Addiction & Recovery board


Hi,
I just celebrated 3 years clean on the 20th.
I used for 27 years. I did needles every now and then when I was in high school but never to myself. I loved everything that was easy to get my hands on. I grew up in the "hippie" era. LSD, 'shrooms, psilocybin and mescaline. I "progressed" to coke and alcohol and finally my last days I came crawling to a treatment center on benzos, vicoden, a/d and alcohol. I couldn't get out of bed without a whole handful od pills and a six-pack. I thought if I just took my pills it would take the "edge" off trying to quit the alcohol. I started using when I was 14 and I was 41 when I came here. I was born in Austin, Texas. Used here and got clean here. I didn't stay here the whole time though. I tried geographic changes, marriage, divorce, women and now that I am clean, I know I was just running from myself. I had no friends, I was all alone. Even I couldn't stand to be around me. I found NA through the treatment center where I detoxed (it took 10 days to detox)and then went on to Level II. That was the 28 day inpatient treatment. It sure did help me stay away from all the influence for a short period and helped me decide what I wanted. When I got out I started going to meetings, I got a sponsor, I work the steps. I am finishing up my first round of them. I am trying to complete the 12th and then I will go back to the first one. I sponsor 4 women and my partner is in recovery. There isn't enough room on this board to talk about the progression I have gone through by staying clean. I have passing thoughts sometimes of using, but they are just that, "passing" On a hot day, who wouldn't like a cold icy brew. Well I wouldn't stop at just one for me. It would probably take me no time at all to start calling some doctors and scam the pills and so on, and so on...

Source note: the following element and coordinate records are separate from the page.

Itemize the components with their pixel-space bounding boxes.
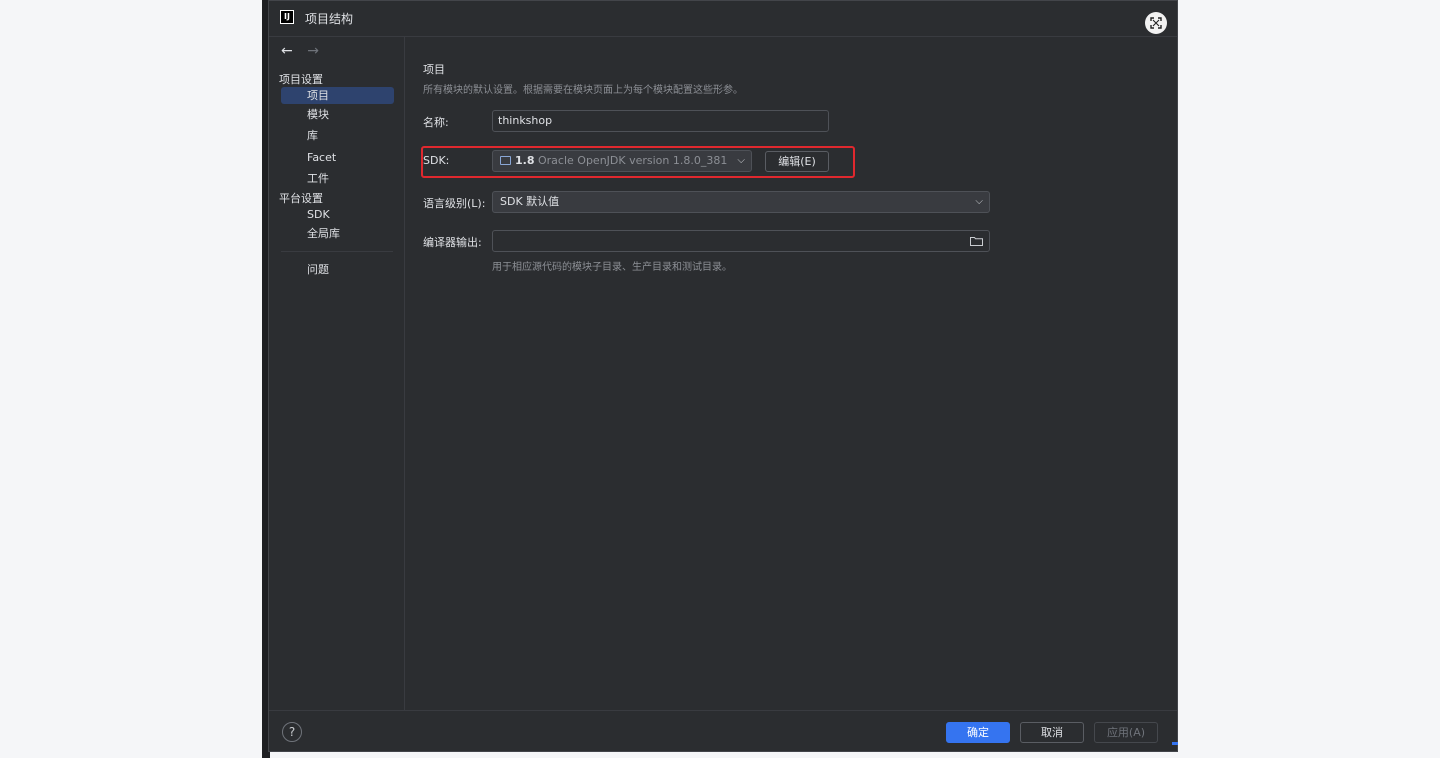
sdk-label: SDK: (423, 154, 450, 167)
back-arrow-icon[interactable]: ← (281, 43, 293, 59)
title-bar: IJ 项目结构 (269, 1, 1177, 37)
sidebar-item-facets[interactable]: Facet (281, 149, 394, 166)
forward-arrow-icon[interactable]: → (307, 43, 319, 59)
panel-description: 所有模块的默认设置。根据需要在模块页面上为每个模块配置这些形参。 (423, 85, 743, 96)
expand-icon (1150, 17, 1162, 29)
settings-sidebar: ← → 项目设置 项目 模块 库 Facet 工件 平台设置 SDK 全局库 问… (269, 37, 405, 710)
history-navigation: ← → (281, 43, 329, 59)
language-level-dropdown[interactable]: SDK 默认值 ⌵ (492, 191, 990, 213)
fullscreen-button[interactable] (1145, 12, 1167, 34)
intellij-logo-icon: IJ (280, 10, 294, 24)
sidebar-divider (281, 251, 393, 252)
sidebar-item-artifacts[interactable]: 工件 (281, 170, 394, 187)
edge-accent (1172, 742, 1178, 745)
help-button[interactable]: ? (282, 722, 302, 742)
chevron-down-icon: ⌵ (737, 155, 745, 166)
panel-heading: 项目 (423, 63, 445, 76)
project-settings-panel: 项目 所有模块的默认设置。根据需要在模块页面上为每个模块配置这些形参。 名称: … (405, 37, 1171, 710)
sidebar-item-project[interactable]: 项目 (281, 87, 394, 104)
compiler-output-label: 编译器输出: (423, 236, 482, 249)
window-title: 项目结构 (305, 12, 354, 26)
dialog-footer: ? 确定 取消 应用(A) (269, 710, 1177, 751)
sidebar-item-problems[interactable]: 问题 (281, 261, 394, 278)
platform-settings-section-label: 平台设置 (279, 192, 323, 205)
edit-sdk-button[interactable]: 编辑(E) (765, 151, 829, 172)
name-label: 名称: (423, 116, 449, 129)
jdk-folder-icon (500, 156, 511, 165)
language-level-value: SDK 默认值 (500, 195, 560, 208)
compiler-output-input[interactable] (492, 230, 990, 252)
sidebar-item-modules[interactable]: 模块 (281, 106, 394, 123)
compiler-output-hint: 用于相应源代码的模块子目录、生产目录和测试目录。 (492, 262, 732, 273)
sdk-name: Oracle OpenJDK version 1.8.0_381 (538, 154, 728, 167)
sidebar-item-sdks[interactable]: SDK (281, 206, 394, 223)
sdk-dropdown[interactable]: 1.8 Oracle OpenJDK version 1.8.0_381 ⌵ (492, 150, 752, 172)
project-settings-section-label: 项目设置 (279, 73, 323, 86)
project-name-input[interactable]: thinkshop (492, 110, 829, 132)
apply-button[interactable]: 应用(A) (1094, 722, 1158, 743)
language-level-label: 语言级别(L): (423, 197, 486, 210)
sidebar-item-global-libraries[interactable]: 全局库 (281, 225, 394, 242)
browse-folder-icon[interactable] (970, 236, 983, 246)
sidebar-item-libraries[interactable]: 库 (281, 127, 394, 144)
project-structure-dialog: IJ 项目结构 ← → 项目设置 项目 模块 库 Facet 工件 平台设置 S… (268, 0, 1178, 752)
ok-button[interactable]: 确定 (946, 722, 1010, 743)
cancel-button[interactable]: 取消 (1020, 722, 1084, 743)
chevron-down-icon: ⌵ (975, 196, 983, 207)
sdk-version: 1.8 (515, 154, 535, 167)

Don't get me wrong, when I speak about it, it sounds easy, but I was terrified. I had always driven my car under the influence of something, so when I walked out of the treatment center I was terrified that I would wreck or not know how to drive without something in my body. It is such a miracle today. I woudn't trade this life for anything in the world. It feels so good not to have to wake up and start the process of finding ways and means to get money and so on. I also lived in blackouts so I don't remember a lot of what I did. Now I remember everything.
I have the same job I got three years ago, same VCR, same TV, same partner, and my bills get paid.
Hope this helps. I don't like to talk too much about the using part, but I do go to prisons and treatment facilities and carry the message of hope to the still suffering addict.